Live review: Glenn Hughes, Faded Spades at the Whisky, April 4.


If a few citizens were standing around looking dazed, like they didn’t know what was happening to them, you could understand that. Glenn Hughes (singer-bassist with Deep Purple, Trapeze, Tony Iommi and, like, Glenn Hughes) came at us in ways nearly forgotten. He slammed the rhythm, the hooks, the virtuosity and (good god) the Voice, and made us submit.

Many attendees had no history with most of the material, which was weighted toward cuts from Hughes’ last three solo albums. But it didn’t matter, because it’s the kind of stuff that makes a strong first impression. Consider the brutal funk and wailing chorus of “Crave,” the bastardly riff of the high-stepping “First Underground Nuclear Kitchen” and the slapdown hesitation and howling testimony of “You Got Soul” -- all the black stank of the 1970s, armored with metallic guitar bang.

And that was just the setup from Hughes, a wiry leprechaun raging behind amber lenses, four yards of red scarf and, of course, a big white Fender bass. Now that the sweat was breaking, he wrung us dry with spectacular screams and virtuoso melismas on Deep Purple’s fist-waving blues “Mistreated,” making us forget that the song was and remains a spotlight for the other Purple lungsman of 1974, David Coverdale. Hughes’ voice throughout dripped with passion while held under his absolute rule -- theatrical, yes, but in service to the Life Force rather than to the demigods of cheap technique. One must bend a knee to Hughes’ sound technician; his rapport engendered clarity and fullness, and the layers of echo trailed off just right at the end of phrases. Hughes was NAILING falsettos an arm’s length from the mike.

Hughes lighted candles at major stations of his career, with shout-outs to the late guitarists involved: He bumped strong on the ax-whanging “Gettin’ Tighter” (props to Tommy Bolin’s short Purple tenure) and crooned delicately on the urban soul ballad “Coast to Coast,” first recorded in 1972 with Trapeze (flowers for the band’s recently deceased guitarist, Mel Galley) and then on Hughes’ 1982 collaboration with Pat Thrall.

The band killed. Hughes exercised considerable low-end string authority while burbling underwater solo effects on the Rufus-like “We Shall Be Free”; he plucked the bottom in several unnatural positions; he even switched to guitar for a heart-straight lead on “Coast to Coast.” Frizz-haired keyboardist Ed Roth, wearing a Harpo Marx expression, located chicken-waffling Fender Rhodes inversions not heard since the days of the Commodores, and busted out the Stevie Wonder horn charts of the giddy “Love Communion” with nothin’ but his synth.
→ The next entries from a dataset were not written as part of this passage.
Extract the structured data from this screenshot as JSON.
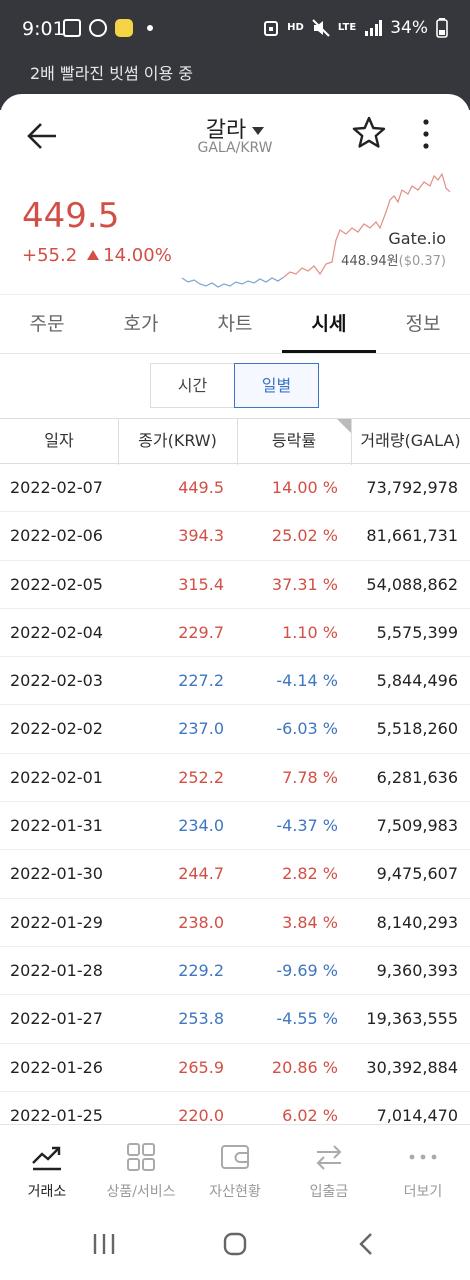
{
  "status_bar": {
    "time": "9:01",
    "hd": "HD",
    "lte": "LTE",
    "battery": "34%"
  },
  "notice": "2배 빨라진 빗썸 이용 중",
  "header": {
    "coin_name": "갈라",
    "pair": "GALA/KRW"
  },
  "price": {
    "current": "449.5",
    "change": "+55.2",
    "change_rate": "14.00%",
    "exchange": "Gate.io",
    "exchange_price": "448.94원",
    "exchange_usd": "($0.37)"
  },
  "tabs": [
    {
      "label": "주문",
      "active": false
    },
    {
      "label": "호가",
      "active": false
    },
    {
      "label": "차트",
      "active": false
    },
    {
      "label": "시세",
      "active": true
    },
    {
      "label": "정보",
      "active": false
    }
  ],
  "segment": {
    "time_label": "시간",
    "daily_label": "일별",
    "active": "일별"
  },
  "table": {
    "headers": {
      "date": "일자",
      "close": "종가(KRW)",
      "rate": "등락률",
      "volume": "거래량(GALA)"
    },
    "rows": [
      {
        "date": "2022-02-07",
        "close": "449.5",
        "rate": "14.00 %",
        "volume": "73,792,978",
        "dir": "up"
      },
      {
        "date": "2022-02-06",
        "close": "394.3",
        "rate": "25.02 %",
        "volume": "81,661,731",
        "dir": "up"
      },
      {
        "date": "2022-02-05",
        "close": "315.4",
        "rate": "37.31 %",
        "volume": "54,088,862",
        "dir": "up"
      },
      {
        "date": "2022-02-04",
        "close": "229.7",
        "rate": "1.10 %",
        "volume": "5,575,399",
        "dir": "up"
      },
      {
        "date": "2022-02-03",
        "close": "227.2",
        "rate": "-4.14 %",
        "volume": "5,844,496",
        "dir": "down"
      },
      {
        "date": "2022-02-02",
        "close": "237.0",
        "rate": "-6.03 %",
        "volume": "5,518,260",
        "dir": "down"
      },
      {
        "date": "2022-02-01",
        "close": "252.2",
        "rate": "7.78 %",
        "volume": "6,281,636",
        "dir": "up"
      },
      {
        "date": "2022-01-31",
        "close": "234.0",
        "rate": "-4.37 %",
        "volume": "7,509,983",
        "dir": "down"
      },
      {
        "date": "2022-01-30",
        "close": "244.7",
        "rate": "2.82 %",
        "volume": "9,475,607",
        "dir": "up"
      },
      {
        "date": "2022-01-29",
        "close": "238.0",
        "rate": "3.84 %",
        "volume": "8,140,293",
        "dir": "up"
      },
      {
        "date": "2022-01-28",
        "close": "229.2",
        "rate": "-9.69 %",
        "volume": "9,360,393",
        "dir": "down"
      },
      {
        "date": "2022-01-27",
        "close": "253.8",
        "rate": "-4.55 %",
        "volume": "19,363,555",
        "dir": "down"
      },
      {
        "date": "2022-01-26",
        "close": "265.9",
        "rate": "20.86 %",
        "volume": "30,392,884",
        "dir": "up"
      },
      {
        "date": "2022-01-25",
        "close": "220.0",
        "rate": "6.02 %",
        "volume": "7,014,470",
        "dir": "up"
      }
    ]
  },
  "bottom_nav": [
    {
      "label": "거래소",
      "icon": "exchange-chart-icon",
      "active": true
    },
    {
      "label": "상품/서비스",
      "icon": "grid-icon",
      "active": false
    },
    {
      "label": "자산현황",
      "icon": "wallet-icon",
      "active": false
    },
    {
      "label": "입출금",
      "icon": "transfer-arrows-icon",
      "active": false
    },
    {
      "label": "더보기",
      "icon": "more-dots-icon",
      "active": false
    }
  ],
  "colors": {
    "up": "#d24f45",
    "down": "#3f76c0",
    "accent": "#3b74c8"
  }
}
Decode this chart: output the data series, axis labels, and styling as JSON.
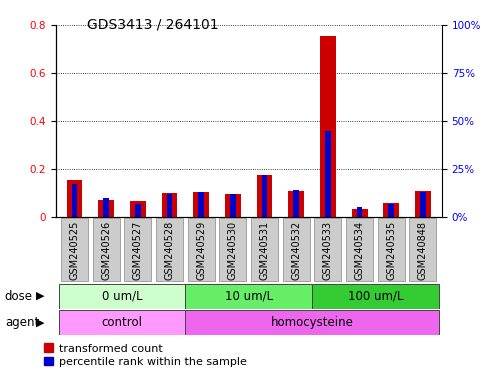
{
  "title": "GDS3413 / 264101",
  "samples": [
    "GSM240525",
    "GSM240526",
    "GSM240527",
    "GSM240528",
    "GSM240529",
    "GSM240530",
    "GSM240531",
    "GSM240532",
    "GSM240533",
    "GSM240534",
    "GSM240535",
    "GSM240848"
  ],
  "red_values": [
    0.155,
    0.072,
    0.065,
    0.1,
    0.105,
    0.095,
    0.175,
    0.11,
    0.755,
    0.032,
    0.06,
    0.11
  ],
  "blue_values_pct": [
    17,
    10,
    7,
    12,
    13,
    12,
    22,
    14,
    45,
    5,
    7,
    13
  ],
  "red_color": "#cc0000",
  "blue_color": "#0000cc",
  "ylim_left": [
    0,
    0.8
  ],
  "ylim_right": [
    0,
    100
  ],
  "yticks_left": [
    0.0,
    0.2,
    0.4,
    0.6,
    0.8
  ],
  "yticks_right": [
    0,
    25,
    50,
    75,
    100
  ],
  "ytick_labels_left": [
    "0",
    "0.2",
    "0.4",
    "0.6",
    "0.8"
  ],
  "ytick_labels_right": [
    "0%",
    "25%",
    "50%",
    "75%",
    "100%"
  ],
  "dose_groups": [
    {
      "label": "0 um/L",
      "start": 0,
      "end": 4,
      "color": "#ccffcc"
    },
    {
      "label": "10 um/L",
      "start": 4,
      "end": 8,
      "color": "#66ee66"
    },
    {
      "label": "100 um/L",
      "start": 8,
      "end": 12,
      "color": "#33cc33"
    }
  ],
  "agent_groups": [
    {
      "label": "control",
      "start": 0,
      "end": 4,
      "color": "#ff99ff"
    },
    {
      "label": "homocysteine",
      "start": 4,
      "end": 12,
      "color": "#ee66ee"
    }
  ],
  "xticklabel_bg": "#cccccc",
  "title_fontsize": 10,
  "tick_fontsize": 7.5,
  "label_fontsize": 8.5,
  "legend_fontsize": 8,
  "bar_width": 0.5,
  "blue_bar_width": 0.18
}
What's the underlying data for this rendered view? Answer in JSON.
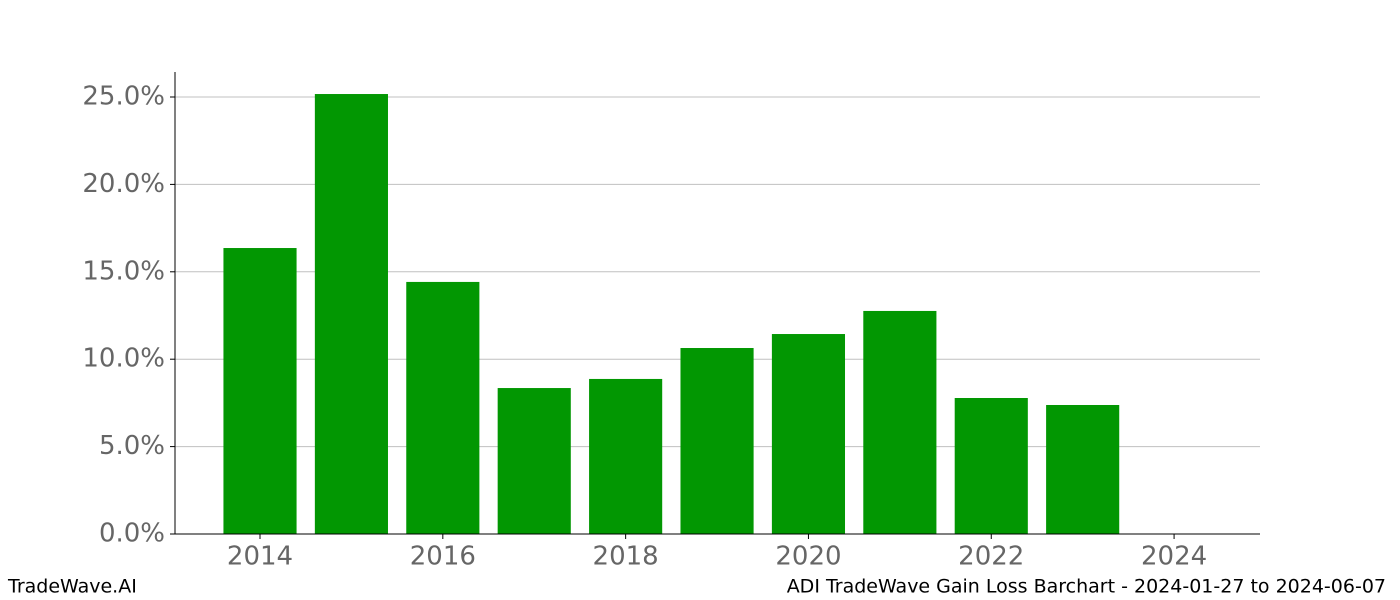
{
  "chart_data": {
    "type": "bar",
    "title": "ADI TradeWave Gain Loss Barchart - 2024-01-27 to 2024-06-07",
    "watermark": "TradeWave.AI",
    "x": [
      2014,
      2015,
      2016,
      2017,
      2018,
      2019,
      2020,
      2021,
      2022,
      2023
    ],
    "values": [
      16.36,
      25.17,
      14.42,
      8.35,
      8.87,
      10.64,
      11.44,
      12.76,
      7.78,
      7.38
    ],
    "color": "#029702",
    "bar_width": 0.8,
    "xlim": [
      2013.07,
      2024.94
    ],
    "xticks": [
      2014,
      2016,
      2018,
      2020,
      2022,
      2024
    ],
    "ylim": [
      0,
      26.43
    ],
    "yticks": [
      {
        "value": 0,
        "label": "0.0%"
      },
      {
        "value": 5,
        "label": "5.0%"
      },
      {
        "value": 10,
        "label": "10.0%"
      },
      {
        "value": 15,
        "label": "15.0%"
      },
      {
        "value": 20,
        "label": "20.0%"
      },
      {
        "value": 25,
        "label": "25.0%"
      }
    ],
    "grid": true
  }
}
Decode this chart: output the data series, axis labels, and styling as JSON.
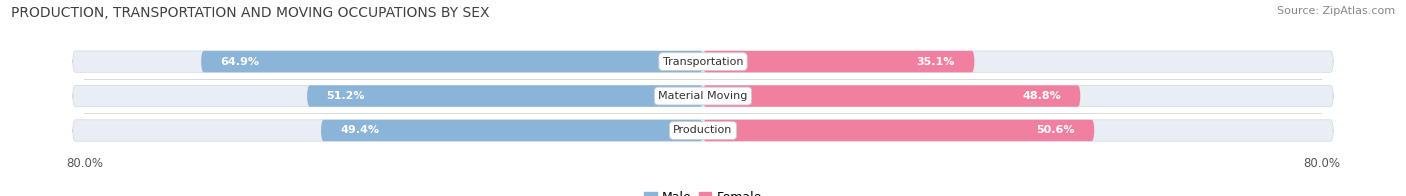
{
  "title": "PRODUCTION, TRANSPORTATION AND MOVING OCCUPATIONS BY SEX",
  "source": "Source: ZipAtlas.com",
  "categories": [
    "Transportation",
    "Material Moving",
    "Production"
  ],
  "male_values": [
    64.9,
    51.2,
    49.4
  ],
  "female_values": [
    35.1,
    48.8,
    50.6
  ],
  "male_color": "#8ab4d8",
  "female_color": "#f07fa0",
  "bar_bg_color": "#e8eef4",
  "axis_min": -80.0,
  "axis_max": 80.0,
  "title_fontsize": 10,
  "source_fontsize": 8,
  "tick_fontsize": 8.5,
  "bar_label_fontsize": 8,
  "cat_label_fontsize": 8,
  "legend_fontsize": 9,
  "bar_height": 0.62,
  "background_color": "#ffffff"
}
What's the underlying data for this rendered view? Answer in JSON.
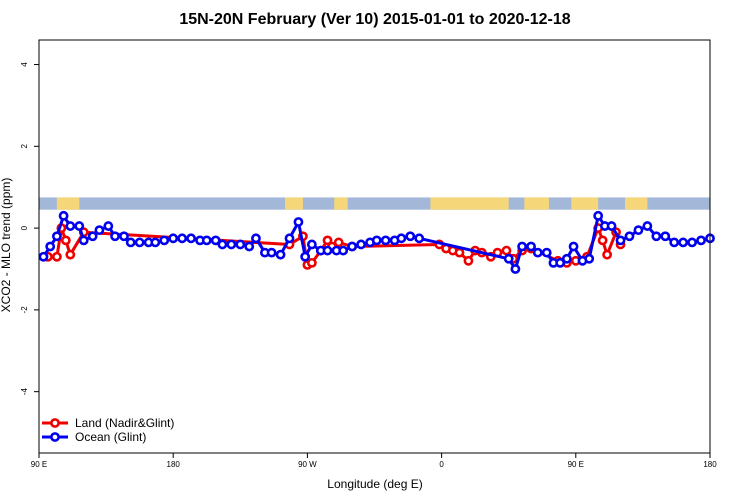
{
  "chart_data": {
    "type": "line",
    "title": "15N-20N February (Ver 10)   2015-01-01 to 2020-12-18",
    "xlabel": "Longitude (deg E)",
    "ylabel": "XCO2 - MLO trend (ppm)",
    "xlim": [
      90,
      390
    ],
    "ylim": [
      -5.5,
      4.6
    ],
    "x_ticks": [
      {
        "value": 90,
        "label": "90 E"
      },
      {
        "value": 150,
        "label": "180"
      },
      {
        "value": 210,
        "label": "90 W"
      },
      {
        "value": 270,
        "label": "0"
      },
      {
        "value": 330,
        "label": "90 E"
      },
      {
        "value": 390,
        "label": "180"
      }
    ],
    "y_ticks": [
      {
        "value": -4,
        "label": "-4"
      },
      {
        "value": -2,
        "label": "-2"
      },
      {
        "value": 0,
        "label": "0"
      },
      {
        "value": 2,
        "label": "2"
      },
      {
        "value": 4,
        "label": "4"
      }
    ],
    "grid": false,
    "legend_position": "bottom-left",
    "land_band": {
      "y_range": [
        0.45,
        0.75
      ],
      "ocean_color": "#a3b8d9",
      "land_color": "#f5d77a",
      "land_segments": [
        [
          98,
          108
        ],
        [
          200,
          208
        ],
        [
          222,
          228
        ],
        [
          265,
          300
        ],
        [
          307,
          318
        ],
        [
          328,
          340
        ],
        [
          352,
          362
        ]
      ]
    },
    "series": [
      {
        "name": "Land (Nadir&Glint)",
        "color": "#ee0000",
        "x": [
          94,
          98,
          100,
          102,
          104,
          110,
          202,
          208,
          210,
          212,
          216,
          219,
          221,
          224,
          230,
          269,
          272,
          275,
          278,
          282,
          285,
          288,
          292,
          295,
          299,
          302,
          306,
          310,
          322,
          326,
          330,
          335,
          340,
          342,
          344,
          348,
          350
        ],
        "values": [
          -0.7,
          -0.7,
          0.0,
          -0.3,
          -0.65,
          -0.1,
          -0.4,
          -0.2,
          -0.9,
          -0.85,
          -0.55,
          -0.3,
          -0.45,
          -0.35,
          -0.45,
          -0.4,
          -0.5,
          -0.55,
          -0.6,
          -0.8,
          -0.55,
          -0.6,
          -0.7,
          -0.6,
          -0.55,
          -0.75,
          -0.55,
          -0.5,
          -0.8,
          -0.85,
          -0.8,
          -0.7,
          0.0,
          -0.3,
          -0.65,
          -0.1,
          -0.4
        ]
      },
      {
        "name": "Ocean (Glint)",
        "color": "#0000ee",
        "x": [
          92,
          95,
          98,
          101,
          104,
          108,
          110,
          114,
          117,
          121,
          124,
          128,
          131,
          135,
          139,
          142,
          146,
          150,
          154,
          158,
          162,
          165,
          169,
          172,
          176,
          180,
          184,
          187,
          191,
          194,
          198,
          202,
          206,
          209,
          212,
          216,
          219,
          223,
          226,
          230,
          234,
          238,
          241,
          245,
          249,
          252,
          256,
          260,
          300,
          303,
          306,
          310,
          313,
          317,
          320,
          323,
          326,
          329,
          333,
          336,
          340,
          343,
          346,
          350,
          354,
          358,
          362,
          366,
          370,
          374,
          378,
          382,
          386,
          390
        ],
        "values": [
          -0.7,
          -0.45,
          -0.2,
          0.3,
          0.05,
          0.05,
          -0.3,
          -0.2,
          -0.05,
          0.05,
          -0.2,
          -0.2,
          -0.35,
          -0.35,
          -0.35,
          -0.35,
          -0.3,
          -0.25,
          -0.25,
          -0.25,
          -0.3,
          -0.3,
          -0.3,
          -0.4,
          -0.4,
          -0.4,
          -0.45,
          -0.25,
          -0.6,
          -0.6,
          -0.65,
          -0.25,
          0.15,
          -0.7,
          -0.4,
          -0.55,
          -0.55,
          -0.55,
          -0.55,
          -0.45,
          -0.4,
          -0.35,
          -0.3,
          -0.3,
          -0.3,
          -0.25,
          -0.2,
          -0.25,
          -0.75,
          -1.0,
          -0.45,
          -0.45,
          -0.6,
          -0.6,
          -0.85,
          -0.85,
          -0.75,
          -0.45,
          -0.8,
          -0.75,
          0.3,
          0.05,
          0.05,
          -0.3,
          -0.2,
          -0.05,
          0.05,
          -0.2,
          -0.2,
          -0.35,
          -0.35,
          -0.35,
          -0.3,
          -0.25
        ]
      }
    ]
  }
}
Watching Jeff Kollman should be a part of every guitarist’s education: the plutocratic tone from his Bogner amp, the mastery of effects (Hughes’ psychedelic side did not suffer), the dead-on rhythm, the freaky yet listenable Arabic-inflected leads, the ease with which he did everything, from shuffling his feet to tuning Hughes’ bass when they switched. Drummer Steve Stevens was just how Hughes described him -- “a bad, bad boy,” flexible and so steady.

Before the encore, Hughes let us yell for five minutes, returning with a longtime pal who’d been boogieing in the audience -- Chili Peppers drummer Chad Smith, introduced as “Will Ferrell from ‘Saturday Night Live,’” and you gotta admit there’s a resemblance. Smith abused Stevens’ kit with floorboard-shaking thuggery on the Hendrixy “Soul Mover” and the closing blowdown on Deep Purple’s churning urn of “Burn,” which managed to gas up crowd expectations yet show some personalized irreverence for the ’74 harmonic structure.

If you’re behind the classic rock/funk experience, be advised that Glenn Hughes ain’t no oldies act, he is BRINGING IT with fresh boot all the time. Read my review of his latest album here.

Since the phrase “Whisky house band” conjures flashbacks to Love and the Doors, it might be better if Faded Spades would drop it. Still, after mangling Kiss’ “Detroit Rock City,” the goofball quartet rocked a set of entertaining ‘70s/’80s-style originals preceding Hughes. Their look, a clash of new-wave ties, glam hair and punk scarum, was calculated for ridiculousness. Even if the WeHo-muscled front man, Nicky Meade, couldn’t sing much, he worked harder than five Iggys. And the main attraction was tall, Sixx-haired Lightning Lee Hamilton, who spun ace guitar in every possible pose while his slack-jawed face looked like he was watching cartoons on dope. Kind of ingenious.